Novecento: Die Legende vom Ozeanpianisten


Jörg Schulze spielt Tim Tooney und erzählt die Geschichte von Novecento (Foto: Paul Fleischer)

Premiere: Das Atrium ist bis auf den letzten Platz ausverkauft. Tolle Resonanz auf ein Projekt außerhalb der heiligen Hallen des Volkstheaters.

Novecento – die Legende des Ozeanpianisten: Eine schöne Geschichte, eine Vorlage, die für die vorherrschende Szenerie in der Societät maritim e.V. nicht passender hätte sein können.

Jörg Schulze verkörpert Tim Tooney, einen Trompeter und zudem wohl besten Freund des größten Pianisten aller Zeiten. Er erzählt rückblickend das Leben Novecentos, ein langer Monolog, aber alles andere als monoton. Schulze präsentiert ein sehr dynamisches Spiel. Er ist agil und der Wechsel der Szenerien, die Rundgänge im Atrium – mal von oben herab, mal mitten drin, mal mit dem Publikum tanzend – das reißt mit! Wider dem statischen Spiel!

Mit Charme und Charisma spielt Schulze souverän, gewinnt die Sympathien des Publikums (alle, vor allem die Damen haben so ein ständiges Lächeln auf den Lippen), die Lacher zünden. Dass diese Inszenierung gelungen ist, spürt man bereits nach den ersten 15 Minuten. Mit einfachen, für Theater-Inszenierungen nahezu minimalistischen Mitteln und Beleuchtungskonzepten nahe an der Stromkreisbelastungsgrenze gelingt es dennoch, den Protagonisten als zentrale Figur zu etablieren.

Vor allem der erste Teil dieser Aufführung ist großartig: Brachiale Stimmgewalt, kleine Parodien und Tanzeinlagen werden mit mehrfachem Szenenapplaus honoriert. Hier gelingt etwas, was sich vielleicht manch einer vom Theater wünscht: Das Wirken in die Stadt hinein, herausgelöst aus den starren Mustern. Dass solche Projekte das Potenzial haben zu funktionieren, zeigt der gestrige Abend.
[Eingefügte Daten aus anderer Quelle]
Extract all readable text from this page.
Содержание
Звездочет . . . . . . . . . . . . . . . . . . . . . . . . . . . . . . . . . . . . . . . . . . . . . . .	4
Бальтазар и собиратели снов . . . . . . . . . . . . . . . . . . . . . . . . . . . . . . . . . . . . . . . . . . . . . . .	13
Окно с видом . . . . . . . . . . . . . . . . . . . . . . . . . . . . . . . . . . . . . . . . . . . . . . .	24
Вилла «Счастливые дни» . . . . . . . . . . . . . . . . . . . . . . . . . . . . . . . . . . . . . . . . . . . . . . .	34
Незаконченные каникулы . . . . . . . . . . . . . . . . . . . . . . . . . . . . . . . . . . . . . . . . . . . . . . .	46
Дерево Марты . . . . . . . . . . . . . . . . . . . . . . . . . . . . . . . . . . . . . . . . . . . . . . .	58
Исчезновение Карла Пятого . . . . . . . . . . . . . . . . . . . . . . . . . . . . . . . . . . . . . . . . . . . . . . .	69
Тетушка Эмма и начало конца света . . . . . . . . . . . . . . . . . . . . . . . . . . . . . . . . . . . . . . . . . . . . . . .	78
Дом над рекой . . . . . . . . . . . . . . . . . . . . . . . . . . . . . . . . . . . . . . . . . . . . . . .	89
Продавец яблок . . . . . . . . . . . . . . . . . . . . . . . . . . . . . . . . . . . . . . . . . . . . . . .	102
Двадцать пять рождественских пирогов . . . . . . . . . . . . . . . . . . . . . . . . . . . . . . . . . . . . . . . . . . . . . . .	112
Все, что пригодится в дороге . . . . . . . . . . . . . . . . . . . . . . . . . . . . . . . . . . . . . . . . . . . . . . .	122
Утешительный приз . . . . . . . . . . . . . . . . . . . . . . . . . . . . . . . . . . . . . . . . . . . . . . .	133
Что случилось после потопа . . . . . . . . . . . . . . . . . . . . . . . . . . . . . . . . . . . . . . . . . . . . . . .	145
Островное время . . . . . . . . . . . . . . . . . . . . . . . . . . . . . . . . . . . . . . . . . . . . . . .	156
Schade ist zudem, dass das Theater nicht versteht, solche Schauspieler zu halten. Was dem Volkstheater fehlt, sind eben solche Sympathieträger. Vielleicht gerade in so schlechten Zeiten. Aber hier ist das Theater Rostocks ein bisschen wie die Uni dieser Stadt: Nur Durchlauferhitzer.

Die Geschichte von Novecento ist ein Gleichnis für so vieles in der Welt. Für die Bedeutung von Freundschaft, was sie ausmacht, welchen Beitrag sie zum Glück in unserem Leben erbringt. Aber auch für die Bedeutung der Musik, ihre Kraft, das ihr innewohnende Wesen, das seine eigene Sprache hat und ohne die wiederum so vieles ungesagt bliebe. Aber Novecento ist auch ein Bildnis für das Leben, diese unendlichen Verästelungen eines Baums voller Möglichkeiten. Novecento ist hieran gescheitert – an der Unendlichkeit dieser Möglichkeiten, blieb bei seinen Leisten – in diesem Fall bei seinen Tasten. Diese 88 des Klaviers, diese waren seine Welt, überschaubar, beherrschbar, hier war er der Gott, der Kapitän. Da draußen wäre er nur ein kleines Boot auf dem Ozean des Lebens, in einem Orkan voller Unbestimmtheit – unbeherrschbar.